Ensign in 1758, Captain in 1759 in the Regiment Widmer, Major in 1768 in the Regiment Boccard, he became a Lieutenant Colonel in 1773 and was made a Knight of the Royal and Military Order of Saint Louis in 1778. He was in charge of the training of the French troops sent to fight in North America against Great Britain in the American War of Independence and introduced the Prussian drill in the French Army. In 1779 he was promoted to Colonel and in 1789 was appointed to the Supreme War Council. The French Revolution brought with it the destruction of the Swiss Guard Regiment and the end of the Capitulations between the French Monarchy and the Swiss Confederation. Bachmann's brother, Karl Josef, was sentenced to death for his part in the defense of King Louis XVI on the 10th of August 1792 and was guillotined in September of the same year.

Bachmann, outraged by the fall of the Monarchy and the deaths of the King and his brother left France and moved back to Switzerland.
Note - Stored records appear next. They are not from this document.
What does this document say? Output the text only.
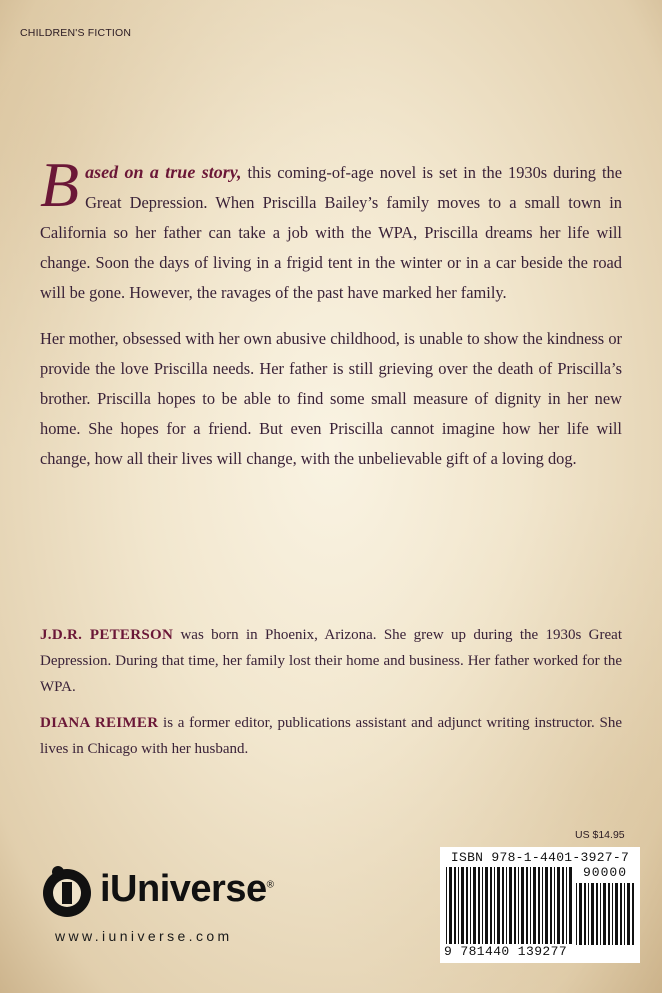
CHILDREN'S FICTION

Based on a true story, this coming-of-age novel is set in the 1930s during the Great Depression. When Priscilla Bailey’s family moves to a small town in California so her father can take a job with the WPA, Priscilla dreams her life will change. Soon the days of living in a frigid tent in the winter or in a car beside the road will be gone. However, the ravages of the past have marked her family.

Her mother, obsessed with her own abusive childhood, is unable to show the kindness or provide the love Priscilla needs. Her father is still grieving over the death of Priscilla’s brother. Priscilla hopes to be able to find some small measure of dignity in her new home. She hopes for a friend. But even Priscilla cannot imagine how her life will change, how all their lives will change, with the unbelievable gift of a loving dog.

J.D.R. PETERSON was born in Phoenix, Arizona. She grew up during the 1930s Great Depression. During that time, her family lost their home and business. Her father worked for the WPA.

DIANA REIMER is a former editor, publications assistant and adjunct writing instructor. She lives in Chicago with her husband.

US $14.95
ISBN 978-1-4401-3927-7
90000
9 781440 139277
iUniverse®
www.iuniverse.com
Here he recruited his own Regiment and in 1793 entered the service of Victor Amadeus III, King of Sardinia, who was bolstering his army in fear of a French attack. Bitter enemy of the revolutionaries (whom he called "the Regicides") he fought successfully in the area of the Valley of Aosta and was promoted to Lt. General in 1794, made a Knight of the Order of Saints Maurice and Lazarus and a Count of the Kingdom of Sardinia (title he never used as he preferred the ancient title of Freiherr of the Bachmann family). After the defeat of Sardinia at the hands of Napoleon he was forced to return to Switzerland. But as soon as the Second Coalition arose against revolutionary France he entered austro-British service and commanded the Swiss troops fighting for the Coalition. In 1800 he first re-introduced to his troops the old Swiss symbol of the white cross on a red field, which had not been used anymore since the Middle Ages.